You have to be braindead to think that you, an online incel, are just so enlightened to the "truth" of atheism after tens of thousands of people 100x smarter than you have spent the last 2,000 years examining every single aspect of the faith and debating every part of it to death and back again, and all of them continued to hold to their faith until their deaths, leading extremely holy and worthwhile lives as a result.
The only ignoramus here is you.
That's not an argument. I literally showed you the bible makes provably false claims.
Again you're making a provable false claim in order to continue believing lies. You're insinuating intelligence is positively correlated with religiosity. You can lookup any study on the subject, and find that religiosity is negatively correlated with intelligence. In other words, the more intelligent you are the less likely you are to be religious.
If there were so many "debates" on the subject as you claim, you'd be able to find some argument that coherently explains Mark 11:24. And all of the other provable false claims the bible makes, but I don't want to confuse you so I'm focusing only on one. There are essays written on the subject, and the kind of mental gymnastics you have to go through to continue believing provable, and testable false claims is laughable.
But I'll give you a rundown of a mental gymnastic that's popular with christians that read the bible, but still want to believe despite it making false claims over and over. (Link below)
In this episode of Pray the Word on Mark 11:24, David Platt calls us to a life of confident prayer according to God’s Word.
radical.net
Essentially, Christians believe that if you are a christian you'll want the world to change in ways that god wants it to change. Then you'll ask god for what he wants the world to be and he'll change the world to be like that.

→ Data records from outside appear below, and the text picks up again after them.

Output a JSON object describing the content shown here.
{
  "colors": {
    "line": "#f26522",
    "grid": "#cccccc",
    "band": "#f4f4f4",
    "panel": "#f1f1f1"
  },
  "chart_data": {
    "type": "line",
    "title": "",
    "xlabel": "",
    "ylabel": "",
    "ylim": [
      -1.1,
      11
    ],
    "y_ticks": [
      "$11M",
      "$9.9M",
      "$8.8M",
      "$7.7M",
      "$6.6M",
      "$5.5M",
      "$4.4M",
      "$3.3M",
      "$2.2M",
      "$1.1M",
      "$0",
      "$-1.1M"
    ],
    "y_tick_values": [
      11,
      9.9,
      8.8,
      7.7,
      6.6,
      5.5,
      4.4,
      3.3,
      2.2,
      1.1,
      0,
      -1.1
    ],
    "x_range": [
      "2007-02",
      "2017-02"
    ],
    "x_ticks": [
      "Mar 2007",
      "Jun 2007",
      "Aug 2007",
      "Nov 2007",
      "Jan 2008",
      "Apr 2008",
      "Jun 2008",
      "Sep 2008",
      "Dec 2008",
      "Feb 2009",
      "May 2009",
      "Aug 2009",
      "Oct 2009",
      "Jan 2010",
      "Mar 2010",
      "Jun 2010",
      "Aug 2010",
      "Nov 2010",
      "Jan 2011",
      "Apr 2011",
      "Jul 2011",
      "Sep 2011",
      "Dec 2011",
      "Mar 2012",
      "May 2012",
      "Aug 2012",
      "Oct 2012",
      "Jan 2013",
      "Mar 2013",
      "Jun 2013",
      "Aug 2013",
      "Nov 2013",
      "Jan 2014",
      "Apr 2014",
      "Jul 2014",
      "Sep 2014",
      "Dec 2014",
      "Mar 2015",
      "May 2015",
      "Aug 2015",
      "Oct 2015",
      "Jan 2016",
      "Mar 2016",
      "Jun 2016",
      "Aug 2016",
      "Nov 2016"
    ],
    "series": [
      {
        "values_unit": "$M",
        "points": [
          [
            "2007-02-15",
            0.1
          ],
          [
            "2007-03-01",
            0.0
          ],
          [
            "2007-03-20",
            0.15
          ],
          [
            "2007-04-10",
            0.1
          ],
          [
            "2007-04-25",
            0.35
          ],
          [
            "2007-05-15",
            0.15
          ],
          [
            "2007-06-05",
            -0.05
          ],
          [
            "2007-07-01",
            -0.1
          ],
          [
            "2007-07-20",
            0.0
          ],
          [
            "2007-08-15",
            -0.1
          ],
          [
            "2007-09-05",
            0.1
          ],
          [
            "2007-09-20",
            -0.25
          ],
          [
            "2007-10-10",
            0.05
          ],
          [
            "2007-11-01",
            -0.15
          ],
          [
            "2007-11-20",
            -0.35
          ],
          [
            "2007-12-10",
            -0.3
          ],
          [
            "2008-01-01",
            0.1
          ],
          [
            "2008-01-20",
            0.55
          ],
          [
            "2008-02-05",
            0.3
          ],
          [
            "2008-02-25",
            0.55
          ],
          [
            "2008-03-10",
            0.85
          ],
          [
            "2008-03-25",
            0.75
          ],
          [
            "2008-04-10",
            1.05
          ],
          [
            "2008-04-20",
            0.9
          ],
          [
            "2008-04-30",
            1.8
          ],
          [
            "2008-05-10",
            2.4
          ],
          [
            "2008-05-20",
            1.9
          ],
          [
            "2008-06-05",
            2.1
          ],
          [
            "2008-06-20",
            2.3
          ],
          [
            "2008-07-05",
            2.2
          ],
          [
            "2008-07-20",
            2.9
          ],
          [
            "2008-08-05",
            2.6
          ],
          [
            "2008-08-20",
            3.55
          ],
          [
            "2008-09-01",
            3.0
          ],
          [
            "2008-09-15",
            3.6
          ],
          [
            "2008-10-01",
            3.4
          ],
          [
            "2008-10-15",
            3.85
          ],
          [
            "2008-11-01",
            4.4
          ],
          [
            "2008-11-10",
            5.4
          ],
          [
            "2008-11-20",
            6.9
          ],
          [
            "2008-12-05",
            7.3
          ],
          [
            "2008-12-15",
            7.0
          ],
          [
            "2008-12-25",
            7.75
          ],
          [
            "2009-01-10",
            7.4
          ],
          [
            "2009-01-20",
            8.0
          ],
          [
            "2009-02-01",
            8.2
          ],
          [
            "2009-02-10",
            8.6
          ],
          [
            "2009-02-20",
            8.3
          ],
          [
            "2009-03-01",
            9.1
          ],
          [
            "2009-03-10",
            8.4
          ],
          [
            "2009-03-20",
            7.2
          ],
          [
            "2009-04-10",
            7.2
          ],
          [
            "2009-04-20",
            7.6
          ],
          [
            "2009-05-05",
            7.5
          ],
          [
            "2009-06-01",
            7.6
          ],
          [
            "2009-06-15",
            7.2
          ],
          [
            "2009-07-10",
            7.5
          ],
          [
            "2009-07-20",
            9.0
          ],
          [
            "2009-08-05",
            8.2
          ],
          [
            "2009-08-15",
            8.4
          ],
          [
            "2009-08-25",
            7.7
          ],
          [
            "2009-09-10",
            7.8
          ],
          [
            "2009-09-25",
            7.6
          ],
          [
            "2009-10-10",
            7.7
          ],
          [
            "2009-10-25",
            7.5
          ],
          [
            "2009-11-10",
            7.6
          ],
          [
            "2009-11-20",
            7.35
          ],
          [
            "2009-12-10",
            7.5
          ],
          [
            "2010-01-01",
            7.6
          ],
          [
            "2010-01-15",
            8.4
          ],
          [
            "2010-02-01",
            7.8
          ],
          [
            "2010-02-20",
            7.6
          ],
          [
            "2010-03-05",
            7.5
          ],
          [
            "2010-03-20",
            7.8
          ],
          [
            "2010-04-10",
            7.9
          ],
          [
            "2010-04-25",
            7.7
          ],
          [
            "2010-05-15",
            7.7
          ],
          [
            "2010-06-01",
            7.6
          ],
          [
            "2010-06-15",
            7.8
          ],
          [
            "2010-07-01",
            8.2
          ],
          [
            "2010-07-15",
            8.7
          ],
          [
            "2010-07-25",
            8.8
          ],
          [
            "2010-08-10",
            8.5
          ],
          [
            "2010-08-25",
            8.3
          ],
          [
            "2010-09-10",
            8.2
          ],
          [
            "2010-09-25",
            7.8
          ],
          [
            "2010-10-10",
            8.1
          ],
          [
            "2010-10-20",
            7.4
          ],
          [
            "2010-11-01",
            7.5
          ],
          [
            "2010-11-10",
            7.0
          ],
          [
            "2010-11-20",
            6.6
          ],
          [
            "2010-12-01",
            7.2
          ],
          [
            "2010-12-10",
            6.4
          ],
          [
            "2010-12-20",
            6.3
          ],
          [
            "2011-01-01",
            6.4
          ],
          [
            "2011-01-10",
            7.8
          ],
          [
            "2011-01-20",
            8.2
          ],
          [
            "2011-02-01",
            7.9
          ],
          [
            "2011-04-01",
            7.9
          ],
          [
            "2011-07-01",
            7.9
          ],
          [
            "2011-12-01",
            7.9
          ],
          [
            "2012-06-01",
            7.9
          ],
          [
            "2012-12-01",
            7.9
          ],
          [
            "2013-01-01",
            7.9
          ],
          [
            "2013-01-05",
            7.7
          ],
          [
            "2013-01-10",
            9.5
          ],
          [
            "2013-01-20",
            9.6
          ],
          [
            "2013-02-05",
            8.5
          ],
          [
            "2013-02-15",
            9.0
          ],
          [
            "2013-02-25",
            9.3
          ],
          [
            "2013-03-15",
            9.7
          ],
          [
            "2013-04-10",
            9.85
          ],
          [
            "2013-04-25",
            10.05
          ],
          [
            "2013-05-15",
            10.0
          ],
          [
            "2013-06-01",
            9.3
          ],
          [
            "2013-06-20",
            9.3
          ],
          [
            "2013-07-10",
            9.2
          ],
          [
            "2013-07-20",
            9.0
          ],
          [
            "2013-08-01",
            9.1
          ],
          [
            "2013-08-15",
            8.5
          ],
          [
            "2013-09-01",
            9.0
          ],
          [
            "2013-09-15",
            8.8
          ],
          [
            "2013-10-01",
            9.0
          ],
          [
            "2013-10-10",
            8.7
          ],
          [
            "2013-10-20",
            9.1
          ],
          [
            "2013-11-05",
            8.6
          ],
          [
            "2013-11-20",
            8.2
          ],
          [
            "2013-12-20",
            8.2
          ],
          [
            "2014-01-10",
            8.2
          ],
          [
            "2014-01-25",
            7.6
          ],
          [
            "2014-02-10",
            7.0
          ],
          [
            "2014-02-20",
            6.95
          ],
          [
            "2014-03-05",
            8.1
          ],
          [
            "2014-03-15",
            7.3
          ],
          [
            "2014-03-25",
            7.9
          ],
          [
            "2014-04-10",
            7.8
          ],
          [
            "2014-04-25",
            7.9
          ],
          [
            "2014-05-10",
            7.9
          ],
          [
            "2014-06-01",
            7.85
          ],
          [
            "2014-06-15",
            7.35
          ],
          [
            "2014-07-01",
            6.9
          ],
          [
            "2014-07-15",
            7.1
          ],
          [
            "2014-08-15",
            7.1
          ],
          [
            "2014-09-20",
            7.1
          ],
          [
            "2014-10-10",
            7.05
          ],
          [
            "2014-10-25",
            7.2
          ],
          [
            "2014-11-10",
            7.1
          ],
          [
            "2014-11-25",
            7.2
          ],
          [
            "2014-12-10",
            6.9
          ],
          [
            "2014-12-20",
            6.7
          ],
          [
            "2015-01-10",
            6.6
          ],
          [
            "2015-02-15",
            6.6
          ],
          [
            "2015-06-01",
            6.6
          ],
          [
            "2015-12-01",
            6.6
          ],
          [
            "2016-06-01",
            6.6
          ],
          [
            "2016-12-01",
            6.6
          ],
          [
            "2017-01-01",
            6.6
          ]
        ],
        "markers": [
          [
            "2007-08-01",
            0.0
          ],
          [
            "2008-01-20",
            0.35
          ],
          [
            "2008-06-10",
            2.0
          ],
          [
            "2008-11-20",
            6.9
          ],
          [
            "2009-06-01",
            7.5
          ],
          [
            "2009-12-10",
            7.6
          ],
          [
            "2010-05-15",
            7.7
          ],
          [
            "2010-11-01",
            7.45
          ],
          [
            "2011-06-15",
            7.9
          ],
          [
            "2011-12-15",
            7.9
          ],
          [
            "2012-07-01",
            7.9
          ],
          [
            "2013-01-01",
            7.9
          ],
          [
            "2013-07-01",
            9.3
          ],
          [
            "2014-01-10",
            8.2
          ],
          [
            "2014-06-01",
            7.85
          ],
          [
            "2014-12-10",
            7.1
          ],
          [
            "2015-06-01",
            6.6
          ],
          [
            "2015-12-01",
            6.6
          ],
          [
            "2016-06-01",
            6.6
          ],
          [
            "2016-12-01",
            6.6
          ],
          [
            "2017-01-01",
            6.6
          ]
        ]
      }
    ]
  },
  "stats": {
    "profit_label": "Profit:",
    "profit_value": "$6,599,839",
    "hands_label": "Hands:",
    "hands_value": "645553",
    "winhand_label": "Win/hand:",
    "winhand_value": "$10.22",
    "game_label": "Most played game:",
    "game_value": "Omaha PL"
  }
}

This is a cleaver bit of mental gymnastics that people who really want to believe came up with, but it's not clever enough. The problem is, it's testable false.
If this were true, you'd be able to predict cancer survival rates by asking christians if they want people to die. Or at least predict some of the survival rates, asking christian believers, if they desire any of those with cancer to survive. Sure you could do more mental gymnastics, and say that there are so few people that are actually christian, that you can't use christian desires to predict events in this way. But the continued mental gymnastics starts to get ridiculous.
A lot of the time people leave Christianity and go to Wokeism, or some other belief set with provable false claims because most people aren't equipped to protect themselves from false beliefs. People jump from one false belief set to another.
But I'm going to equip anyone who's reading this for one way to find beliefs that have a greater chance of being true:
Any belief should restrict which experiences to anticipate, to be potentially useful and thereby pay rent and earn its keep in your mind, so to speak. If a belief does not affect what you anticipate experiencing—if the world would look exactly the same whether the belief is true or whether it is...
www.lesswrong.com
Make your beliefs pay rent in predicting your future.